Les conseillers économiques du RN

François Durvillé est un nom clé dans cette alliance. Ancien patron d'Human Capital, fonds d'investissement personnel de Pierre-Édouard Sterrain, il devient conseiller économique officieux de Marine Le Pen en 2022.

"François Durvillé permet au RN de sortir de l'isolement. Il fait le pont entre deux milieux qui ne se parlaient pas auparavant", explique Florent Ledu. Son influence est directe. L'opposition du RN à la taxation des milliardaires ou l'évolution de son discours sur les retraites portent sa marque.

Charles-Henri Gallois, autre figure influente au sein du RN, pousse également pour un projet plus libéral. "Ces conseillers économiques ont une influence directe sur l'attitude et sur le programme du RN", souligne Naï Saki.

Une alliance toxique

"Cette alliance entre le patronat et le RN est toxique", dénonce Sophie Binet, secrétaire générale de la CGT. "Les rats quittent le navire", avait-elle déclaré en parlant du patronat face à la vague de désindustrialisation.

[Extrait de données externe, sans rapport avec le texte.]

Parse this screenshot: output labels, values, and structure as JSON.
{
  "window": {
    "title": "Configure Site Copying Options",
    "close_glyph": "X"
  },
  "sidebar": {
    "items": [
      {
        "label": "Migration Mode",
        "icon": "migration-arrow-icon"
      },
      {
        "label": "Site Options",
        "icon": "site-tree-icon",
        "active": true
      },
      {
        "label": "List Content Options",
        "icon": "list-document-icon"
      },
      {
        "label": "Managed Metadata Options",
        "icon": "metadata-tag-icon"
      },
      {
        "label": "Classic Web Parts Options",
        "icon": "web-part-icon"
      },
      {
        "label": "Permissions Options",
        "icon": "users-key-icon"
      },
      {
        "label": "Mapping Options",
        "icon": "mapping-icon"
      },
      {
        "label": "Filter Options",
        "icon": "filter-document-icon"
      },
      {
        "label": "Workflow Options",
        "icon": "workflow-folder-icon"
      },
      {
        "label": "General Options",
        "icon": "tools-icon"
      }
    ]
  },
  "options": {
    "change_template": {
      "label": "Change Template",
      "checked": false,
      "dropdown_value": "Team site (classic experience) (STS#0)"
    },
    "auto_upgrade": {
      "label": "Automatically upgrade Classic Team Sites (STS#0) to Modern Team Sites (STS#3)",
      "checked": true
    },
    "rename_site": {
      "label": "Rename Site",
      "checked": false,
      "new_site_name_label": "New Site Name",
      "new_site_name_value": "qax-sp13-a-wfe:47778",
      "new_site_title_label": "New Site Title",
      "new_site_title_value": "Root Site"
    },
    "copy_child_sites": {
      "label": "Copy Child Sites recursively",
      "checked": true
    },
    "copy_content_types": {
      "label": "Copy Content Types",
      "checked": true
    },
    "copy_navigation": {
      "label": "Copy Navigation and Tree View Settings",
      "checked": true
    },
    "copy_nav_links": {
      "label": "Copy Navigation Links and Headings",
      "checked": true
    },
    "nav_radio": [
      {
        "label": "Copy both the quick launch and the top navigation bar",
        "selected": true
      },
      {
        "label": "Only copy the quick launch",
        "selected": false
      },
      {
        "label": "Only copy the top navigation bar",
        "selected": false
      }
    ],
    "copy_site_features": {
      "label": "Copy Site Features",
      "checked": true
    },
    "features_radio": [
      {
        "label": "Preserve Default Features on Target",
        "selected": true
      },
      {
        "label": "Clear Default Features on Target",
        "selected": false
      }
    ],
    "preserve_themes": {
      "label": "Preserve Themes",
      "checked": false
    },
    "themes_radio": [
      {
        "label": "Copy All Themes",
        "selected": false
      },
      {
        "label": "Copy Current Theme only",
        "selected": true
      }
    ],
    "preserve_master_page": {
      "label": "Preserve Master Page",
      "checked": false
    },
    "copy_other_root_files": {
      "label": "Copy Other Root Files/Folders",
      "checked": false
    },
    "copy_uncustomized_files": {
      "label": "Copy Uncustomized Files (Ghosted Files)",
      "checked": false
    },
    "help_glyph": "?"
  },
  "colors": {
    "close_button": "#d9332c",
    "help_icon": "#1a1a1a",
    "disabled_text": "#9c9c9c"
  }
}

Une phrase qui lui vaut aujourd'hui une plainte pour diffamation.

"C'est une dérive grave du patronat. D'un côté, on prête l'oreille au RN, et de l'autre, on attaque les voix qui critiquent les choix économiques", déplore Naï Saki.

Le rapprochement entre le MEDEF et le RN marque une rupture historique. Une alliance qui révèle la compromission du patronat français et la stratégie de séduction du RN auprès des élites économiques.

"C'est là que ça devient intéressant." Cette alliance est-elle le signe d'une normalisation de l'extrême droite en France ? La réponse est dans les faits. Et les faits sont accablants.